NEONScience/NEON-utilities

stackEddy fails when folder contains .gz files

rfiorella opened this issue · 14 comments

Function
stackEddy

Describe the bug
NEON has started gzipping the EC files available through the API - if a user downloads a zip file from the API using zipsByProduct, for example, stackEddy will crash if the unzipped archive contains .h5.gz files instead of .h5 files.

To Reproduce
zipsByProduct("DP4.00200.001", site = "ONAQ",
startdate = "2019-01-01",
enddate = "2019-12-31",
savepath = "~/Desktop/NEON/",
check.size = FALSE)

lhflux <- stackEddy("~/Desktop/NEON/filesToStack00200", avg = 30)

Expected behavior
stackEddy to look through the files and bind all of the dp04 data to a list.

System (please complete the following information):

  • OS: OSX 10.15.7
  • OS Version: 10.15.7
  • R Version: 4.0.2

Additional context
I've already developed a candidate fix that's available on my fork of NEON-utilities, under the gzip-stackeddy-fix - feel free to open a PR. I tried to open one, but since the feature branch doesn't exist in the NEONScience repo, I only open a PR to the master branch, which I would guess would not be the preferred approach initially.

The fix I've uploaded will likely require moving R.utils from suggests to imports in DESCRIPTION, and corresponding updates to NAMESPACE

@rfiorella Thanks for the alert about this! It should be an easy fix, thanks for sharing the code on your fork. There are some other pending changes to stackEddy() in the stack-from-store branch (which isn't fully functional yet), so I just need to decide the best way to integrate this fix. I'll let you know.

No problem @cklunch! There's an additional issue that also comes up that's a little more difficult to fix from the user side: current zip files will often contain multiple versions of EC data for a given site and month (e.g., HARV in 2019 has 3 versions of the monthly basic file with different processing dates wrapped up in the zip file).

I think it would be pretty straightforward to look for 'duplicates' here, (optionally?) have stackEddy gzip the old ones, and then stack the most recent version of each site month. I'm happy to take a crack at this but it might be a little bit before I can get to it.

@rfiorella Yeah, the duplicate files are a known issue, the cyberinfrastructure team is working on fixing it. So in theory, it will be fixed and become a non-issue soon, but you make a good point that it could also be handled pretty easily in the stacking code. I'll take a look at doing that along with the other code changes.

I found the similar error while using "stackEddy()" function.
Uploading image.png…

@rfiorella @libonancaesar
Fix is in on the stack-from-store branch. Other functions aren't ready to go on that branch, but the stackEddy() function there is handling the .gz files and the duplicate files. I'm hoping to be able to merge the branch in later this week.

cc @cflorian1

@cklunch Great, thanks! I'll checkout the stack-from-store branch and test it out.

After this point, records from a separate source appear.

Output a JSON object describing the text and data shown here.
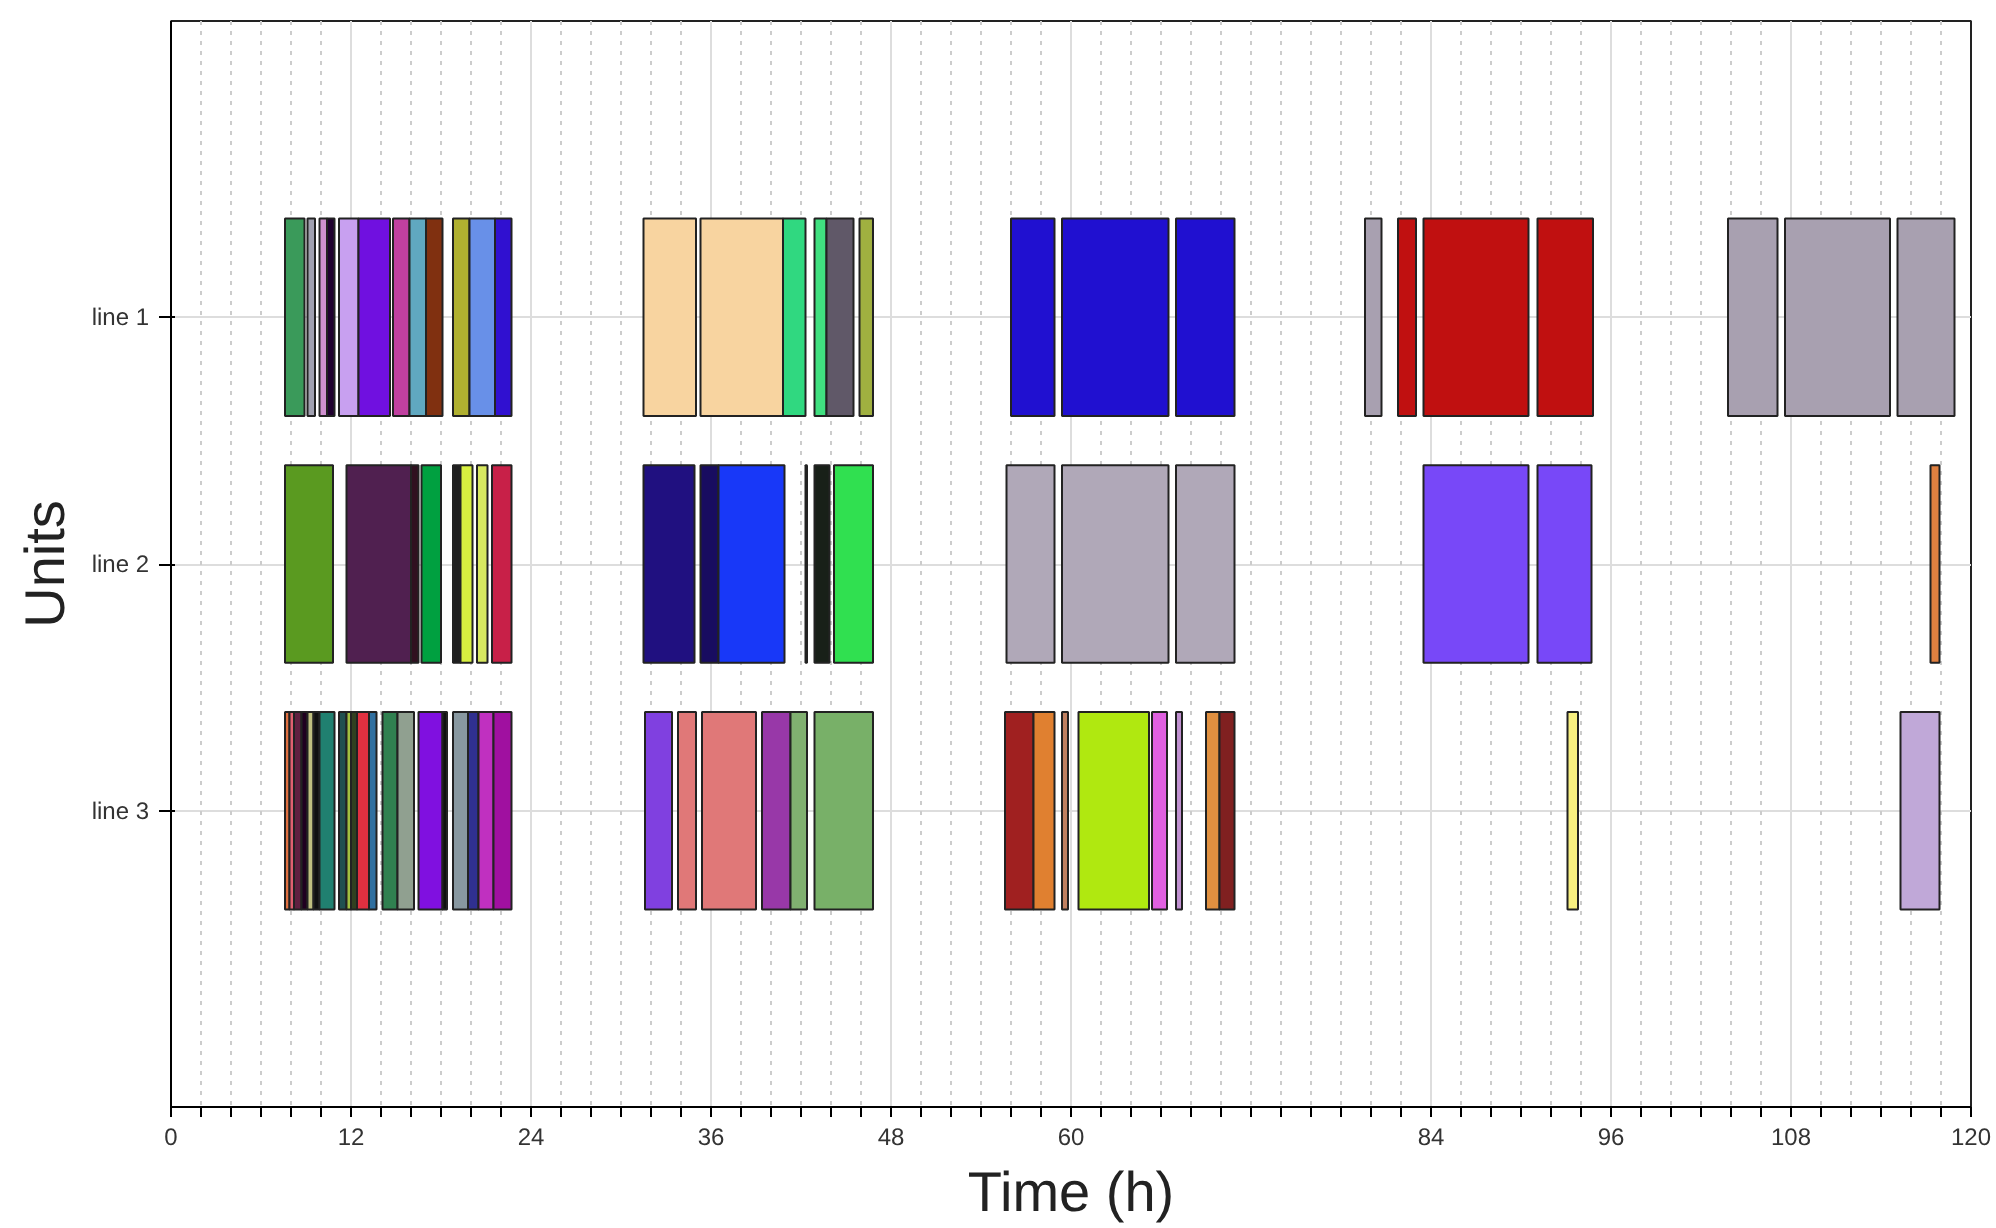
{
  "chart_data": {
    "type": "bar",
    "orientation": "horizontal",
    "xlabel": "Time (h)",
    "ylabel": "Units",
    "categories": [
      "line 1",
      "line 2",
      "line 3"
    ],
    "xlim": [
      0,
      120
    ],
    "xticks": [
      0,
      {
        "value": 2,
        "label": null
      },
      {
        "value": 4,
        "label": null
      },
      {
        "value": 6,
        "label": null
      },
      {
        "value": 8,
        "label": null
      },
      {
        "value": 10,
        "label": null
      },
      12,
      {
        "value": 14,
        "label": null
      },
      {
        "value": 16,
        "label": null
      },
      {
        "value": 18,
        "label": null
      },
      {
        "value": 20,
        "label": null
      },
      {
        "value": 22,
        "label": null
      },
      24,
      {
        "value": 26,
        "label": null
      },
      {
        "value": 28,
        "label": null
      },
      {
        "value": 30,
        "label": null
      },
      {
        "value": 32,
        "label": null
      },
      {
        "value": 34,
        "label": null
      },
      36,
      {
        "value": 38,
        "label": null
      },
      {
        "value": 40,
        "label": null
      },
      {
        "value": 42,
        "label": null
      },
      {
        "value": 44,
        "label": null
      },
      {
        "value": 46,
        "label": null
      },
      48,
      {
        "value": 50,
        "label": null
      },
      {
        "value": 52,
        "label": null
      },
      {
        "value": 54,
        "label": null
      },
      {
        "value": 56,
        "label": null
      },
      {
        "value": 58,
        "label": null
      },
      60,
      {
        "value": 62,
        "label": null
      },
      {
        "value": 64,
        "label": null
      },
      {
        "value": 66,
        "label": null
      },
      {
        "value": 68,
        "label": null
      },
      {
        "value": 70,
        "label": null
      },
      {
        "value": 72,
        "label": null
      },
      {
        "value": 74,
        "label": null
      },
      {
        "value": 76,
        "label": null
      },
      {
        "value": 78,
        "label": null
      },
      {
        "value": 80,
        "label": null
      },
      {
        "value": 82,
        "label": null
      },
      84,
      {
        "value": 86,
        "label": null
      },
      {
        "value": 88,
        "label": null
      },
      {
        "value": 90,
        "label": null
      },
      {
        "value": 92,
        "label": null
      },
      {
        "value": 94,
        "label": null
      },
      96,
      {
        "value": 98,
        "label": null
      },
      {
        "value": 100,
        "label": null
      },
      {
        "value": 102,
        "label": null
      },
      {
        "value": 104,
        "label": null
      },
      {
        "value": 106,
        "label": null
      },
      108,
      {
        "value": 110,
        "label": null
      },
      {
        "value": 112,
        "label": null
      },
      {
        "value": 114,
        "label": null
      },
      {
        "value": 116,
        "label": null
      },
      {
        "value": 118,
        "label": null
      },
      120
    ],
    "grid": true,
    "series": [
      {
        "color": "#3a9a5a",
        "base": [
          7.6,
          null,
          null
        ],
        "values": [
          1.3,
          null,
          null
        ]
      },
      {
        "color": "#a0a0b0",
        "base": [
          9.1,
          null,
          null
        ],
        "values": [
          0.5,
          null,
          null
        ]
      },
      {
        "color": "#d090d0",
        "base": [
          9.9,
          null,
          null
        ],
        "values": [
          0.5,
          null,
          null
        ]
      },
      {
        "color": "#200030",
        "base": [
          10.4,
          null,
          null
        ],
        "values": [
          0.5,
          null,
          null
        ]
      },
      {
        "color": "#c8a0f0",
        "base": [
          11.2,
          null,
          null
        ],
        "values": [
          1.3,
          null,
          null
        ]
      },
      {
        "color": "#7010e0",
        "base": [
          12.5,
          null,
          null
        ],
        "values": [
          2.1,
          null,
          null
        ]
      },
      {
        "color": "#c040a0",
        "base": [
          14.8,
          null,
          null
        ],
        "values": [
          1.1,
          null,
          null
        ]
      },
      {
        "color": "#60a8c0",
        "base": [
          15.9,
          null,
          null
        ],
        "values": [
          1.1,
          null,
          null
        ]
      },
      {
        "color": "#803010",
        "base": [
          17.0,
          null,
          null
        ],
        "values": [
          1.1,
          null,
          null
        ]
      },
      {
        "color": "#b0b030",
        "base": [
          18.8,
          null,
          null
        ],
        "values": [
          1.1,
          null,
          null
        ]
      },
      {
        "color": "#6890e8",
        "base": [
          19.9,
          null,
          null
        ],
        "values": [
          1.7,
          null,
          null
        ]
      },
      {
        "color": "#3010d0",
        "base": [
          21.6,
          null,
          null
        ],
        "values": [
          1.1,
          null,
          null
        ]
      },
      {
        "color": "#f8d4a0",
        "base": [
          31.5,
          null,
          null
        ],
        "values": [
          3.5,
          null,
          null
        ]
      },
      {
        "color": "#f8d4a0",
        "base": [
          35.3,
          null,
          null
        ],
        "values": [
          5.5,
          null,
          null
        ]
      },
      {
        "color": "#30d880",
        "base": [
          40.8,
          null,
          null
        ],
        "values": [
          1.5,
          null,
          null
        ]
      },
      {
        "color": "#40e080",
        "base": [
          42.9,
          null,
          null
        ],
        "values": [
          0.8,
          null,
          null
        ]
      },
      {
        "color": "#605868",
        "base": [
          43.7,
          null,
          null
        ],
        "values": [
          1.8,
          null,
          null
        ]
      },
      {
        "color": "#a0b040",
        "base": [
          45.9,
          null,
          null
        ],
        "values": [
          0.9,
          null,
          null
        ]
      },
      {
        "color": "#2010d0",
        "base": [
          56.0,
          null,
          null
        ],
        "values": [
          2.9,
          null,
          null
        ]
      },
      {
        "color": "#2010d0",
        "base": [
          59.4,
          null,
          null
        ],
        "values": [
          7.1,
          null,
          null
        ]
      },
      {
        "color": "#2010d0",
        "base": [
          67.0,
          null,
          null
        ],
        "values": [
          3.9,
          null,
          null
        ]
      },
      {
        "color": "#a8a0b0",
        "base": [
          79.6,
          null,
          null
        ],
        "values": [
          1.1,
          null,
          null
        ]
      },
      {
        "color": "#c01010",
        "base": [
          81.8,
          null,
          null
        ],
        "values": [
          1.2,
          null,
          null
        ]
      },
      {
        "color": "#c01010",
        "base": [
          83.5,
          null,
          null
        ],
        "values": [
          7.0,
          null,
          null
        ]
      },
      {
        "color": "#c01010",
        "base": [
          91.1,
          null,
          null
        ],
        "values": [
          3.7,
          null,
          null
        ]
      },
      {
        "color": "#a8a0b0",
        "base": [
          103.8,
          null,
          null
        ],
        "values": [
          3.3,
          null,
          null
        ]
      },
      {
        "color": "#a8a0b0",
        "base": [
          107.6,
          null,
          null
        ],
        "values": [
          7.0,
          null,
          null
        ]
      },
      {
        "color": "#a8a0b0",
        "base": [
          115.1,
          null,
          null
        ],
        "values": [
          3.8,
          null,
          null
        ]
      },
      {
        "color": "#5a9a20",
        "base": [
          null,
          7.6,
          null
        ],
        "values": [
          null,
          3.2,
          null
        ]
      },
      {
        "color": "#502050",
        "base": [
          null,
          11.7,
          null
        ],
        "values": [
          null,
          4.3,
          null
        ]
      },
      {
        "color": "#301020",
        "base": [
          null,
          16.0,
          null
        ],
        "values": [
          null,
          0.5,
          null
        ]
      },
      {
        "color": "#00a040",
        "base": [
          null,
          16.7,
          null
        ],
        "values": [
          null,
          1.3,
          null
        ]
      },
      {
        "color": "#202020",
        "base": [
          null,
          18.8,
          null
        ],
        "values": [
          null,
          0.5,
          null
        ]
      },
      {
        "color": "#d8f040",
        "base": [
          null,
          19.3,
          null
        ],
        "values": [
          null,
          0.8,
          null
        ]
      },
      {
        "color": "#d8e860",
        "base": [
          null,
          20.4,
          null
        ],
        "values": [
          null,
          0.7,
          null
        ]
      },
      {
        "color": "#c82048",
        "base": [
          null,
          21.4,
          null
        ],
        "values": [
          null,
          1.3,
          null
        ]
      },
      {
        "color": "#201080",
        "base": [
          null,
          31.5,
          null
        ],
        "values": [
          null,
          3.4,
          null
        ]
      },
      {
        "color": "#180c60",
        "base": [
          null,
          35.3,
          null
        ],
        "values": [
          null,
          1.2,
          null
        ]
      },
      {
        "color": "#1838f8",
        "base": [
          null,
          36.5,
          null
        ],
        "values": [
          null,
          4.4,
          null
        ]
      },
      {
        "color": "#808080",
        "base": [
          null,
          42.3,
          null
        ],
        "values": [
          null,
          0.1,
          null
        ]
      },
      {
        "color": "#182018",
        "base": [
          null,
          42.9,
          null
        ],
        "values": [
          null,
          1.0,
          null
        ]
      },
      {
        "color": "#30e050",
        "base": [
          null,
          44.2,
          null
        ],
        "values": [
          null,
          2.6,
          null
        ]
      },
      {
        "color": "#b0a8b8",
        "base": [
          null,
          55.7,
          null
        ],
        "values": [
          null,
          3.2,
          null
        ]
      },
      {
        "color": "#b0a8b8",
        "base": [
          null,
          59.4,
          null
        ],
        "values": [
          null,
          7.1,
          null
        ]
      },
      {
        "color": "#b0a8b8",
        "base": [
          null,
          67.0,
          null
        ],
        "values": [
          null,
          3.9,
          null
        ]
      },
      {
        "color": "#7848f8",
        "base": [
          null,
          83.5,
          null
        ],
        "values": [
          null,
          7.0,
          null
        ]
      },
      {
        "color": "#7848f8",
        "base": [
          null,
          91.1,
          null
        ],
        "values": [
          null,
          3.6,
          null
        ]
      },
      {
        "color": "#e08040",
        "base": [
          null,
          117.3,
          null
        ],
        "values": [
          null,
          0.6,
          null
        ]
      },
      {
        "color": "#e07040",
        "base": [
          null,
          null,
          7.6
        ],
        "values": [
          null,
          null,
          0.3
        ]
      },
      {
        "color": "#e06070",
        "base": [
          null,
          null,
          7.9
        ],
        "values": [
          null,
          null,
          0.3
        ]
      },
      {
        "color": "#602040",
        "base": [
          null,
          null,
          8.2
        ],
        "values": [
          null,
          null,
          0.5
        ]
      },
      {
        "color": "#200020",
        "base": [
          null,
          null,
          8.7
        ],
        "values": [
          null,
          null,
          0.4
        ]
      },
      {
        "color": "#c0c080",
        "base": [
          null,
          null,
          9.1
        ],
        "values": [
          null,
          null,
          0.4
        ]
      },
      {
        "color": "#101010",
        "base": [
          null,
          null,
          9.5
        ],
        "values": [
          null,
          null,
          0.4
        ]
      },
      {
        "color": "#208070",
        "base": [
          null,
          null,
          9.9
        ],
        "values": [
          null,
          null,
          1.0
        ]
      },
      {
        "color": "#205050",
        "base": [
          null,
          null,
          11.2
        ],
        "values": [
          null,
          null,
          0.5
        ]
      },
      {
        "color": "#a0c040",
        "base": [
          null,
          null,
          11.7
        ],
        "values": [
          null,
          null,
          0.3
        ]
      },
      {
        "color": "#304020",
        "base": [
          null,
          null,
          12.0
        ],
        "values": [
          null,
          null,
          0.4
        ]
      },
      {
        "color": "#e03040",
        "base": [
          null,
          null,
          12.4
        ],
        "values": [
          null,
          null,
          0.8
        ]
      },
      {
        "color": "#3070a0",
        "base": [
          null,
          null,
          13.2
        ],
        "values": [
          null,
          null,
          0.5
        ]
      },
      {
        "color": "#308050",
        "base": [
          null,
          null,
          14.1
        ],
        "values": [
          null,
          null,
          1.0
        ]
      },
      {
        "color": "#90a090",
        "base": [
          null,
          null,
          15.1
        ],
        "values": [
          null,
          null,
          1.1
        ]
      },
      {
        "color": "#8010e0",
        "base": [
          null,
          null,
          16.5
        ],
        "values": [
          null,
          null,
          1.6
        ]
      },
      {
        "color": "#101010",
        "base": [
          null,
          null,
          18.1
        ],
        "values": [
          null,
          null,
          0.3
        ]
      },
      {
        "color": "#8898a0",
        "base": [
          null,
          null,
          18.8
        ],
        "values": [
          null,
          null,
          1.0
        ]
      },
      {
        "color": "#303090",
        "base": [
          null,
          null,
          19.8
        ],
        "values": [
          null,
          null,
          0.7
        ]
      },
      {
        "color": "#c030c0",
        "base": [
          null,
          null,
          20.5
        ],
        "values": [
          null,
          null,
          1.0
        ]
      },
      {
        "color": "#a010a0",
        "base": [
          null,
          null,
          21.5
        ],
        "values": [
          null,
          null,
          1.2
        ]
      },
      {
        "color": "#8040e0",
        "base": [
          null,
          null,
          31.6
        ],
        "values": [
          null,
          null,
          1.8
        ]
      },
      {
        "color": "#e07878",
        "base": [
          null,
          null,
          33.8
        ],
        "values": [
          null,
          null,
          1.2
        ]
      },
      {
        "color": "#e07878",
        "base": [
          null,
          null,
          35.4
        ],
        "values": [
          null,
          null,
          3.6
        ]
      },
      {
        "color": "#9838a8",
        "base": [
          null,
          null,
          39.4
        ],
        "values": [
          null,
          null,
          1.9
        ]
      },
      {
        "color": "#80b070",
        "base": [
          null,
          null,
          41.3
        ],
        "values": [
          null,
          null,
          1.1
        ]
      },
      {
        "color": "#78b068",
        "base": [
          null,
          null,
          42.9
        ],
        "values": [
          null,
          null,
          3.9
        ]
      },
      {
        "color": "#a02020",
        "base": [
          null,
          null,
          55.6
        ],
        "values": [
          null,
          null,
          1.9
        ]
      },
      {
        "color": "#e08030",
        "base": [
          null,
          null,
          57.5
        ],
        "values": [
          null,
          null,
          1.4
        ]
      },
      {
        "color": "#c08060",
        "base": [
          null,
          null,
          59.4
        ],
        "values": [
          null,
          null,
          0.4
        ]
      },
      {
        "color": "#b0e810",
        "base": [
          null,
          null,
          60.5
        ],
        "values": [
          null,
          null,
          4.7
        ]
      },
      {
        "color": "#e060e0",
        "base": [
          null,
          null,
          65.4
        ],
        "values": [
          null,
          null,
          1.0
        ]
      },
      {
        "color": "#c090d0",
        "base": [
          null,
          null,
          67.0
        ],
        "values": [
          null,
          null,
          0.4
        ]
      },
      {
        "color": "#e09040",
        "base": [
          null,
          null,
          69.0
        ],
        "values": [
          null,
          null,
          0.9
        ]
      },
      {
        "color": "#802020",
        "base": [
          null,
          null,
          69.9
        ],
        "values": [
          null,
          null,
          1.0
        ]
      },
      {
        "color": "#f8f080",
        "base": [
          null,
          null,
          93.1
        ],
        "values": [
          null,
          null,
          0.7
        ]
      },
      {
        "color": "#c0a8d8",
        "base": [
          null,
          null,
          115.3
        ],
        "values": [
          null,
          null,
          2.6
        ]
      }
    ]
  }
}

@rfiorella There was a bug in the duplicate file handling, now fixed.

@cklunch can confirm that stackEddy now runs in the cases where it did not previously, and only stacks one file per month. however, it seems to be picking the oldest file instead of the newest where there are duplicates - based on your comments yesterday though, not sure this is worth fixing if CI is already working on a fix for the duplicates.

EDIT, 10/30/20: My error! Not entirely sure how, but the new code hadn't been pulled into my clone of NEON-utilities. Re fetched, merged, and rebuilt - and it works just fine now.

@rfiorella @cklunch

I'll know what the CI plan is for fixing the duplicate files after a 1pm meeting today, I can report back in a couple hours.

@rfiorella @cklunch

Sounds like this is a bug, CI had a working solution when it was tested at the start of reprocessing. I hope it will be an easy fix but don't have any information about timeline yet.

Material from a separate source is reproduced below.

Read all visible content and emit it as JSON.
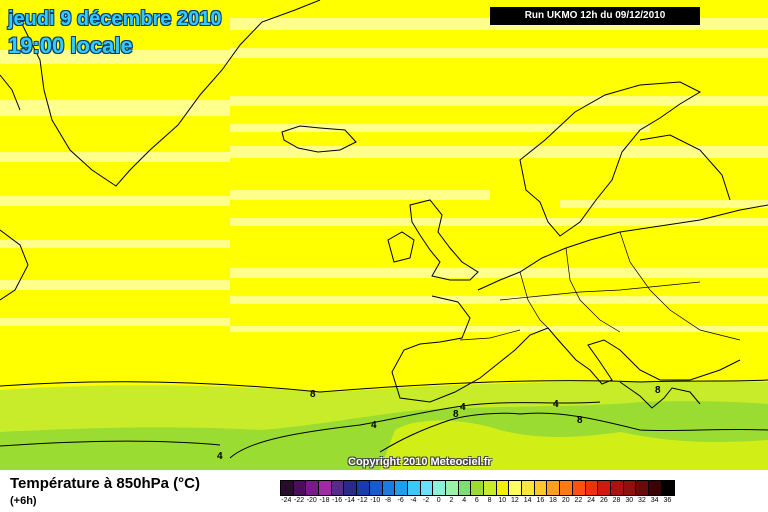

@rfiorella @cflorian1 These changes are now merged to master. I have 3 more changes to make to the package before I send to CRAN, but they're fairly simple, hoping to knock those out in the next day or two.

@cklunch @rfiorella Great, thanks! FYI this should be resolved on the data portal side pretty soon.

Turns out the h5.gz extension broke the script that removes old versions of a file from the portal because it changed the position of the timestamp in the file name.

@rfiorella @cflorian1 v1.3.8 is at CRAN now.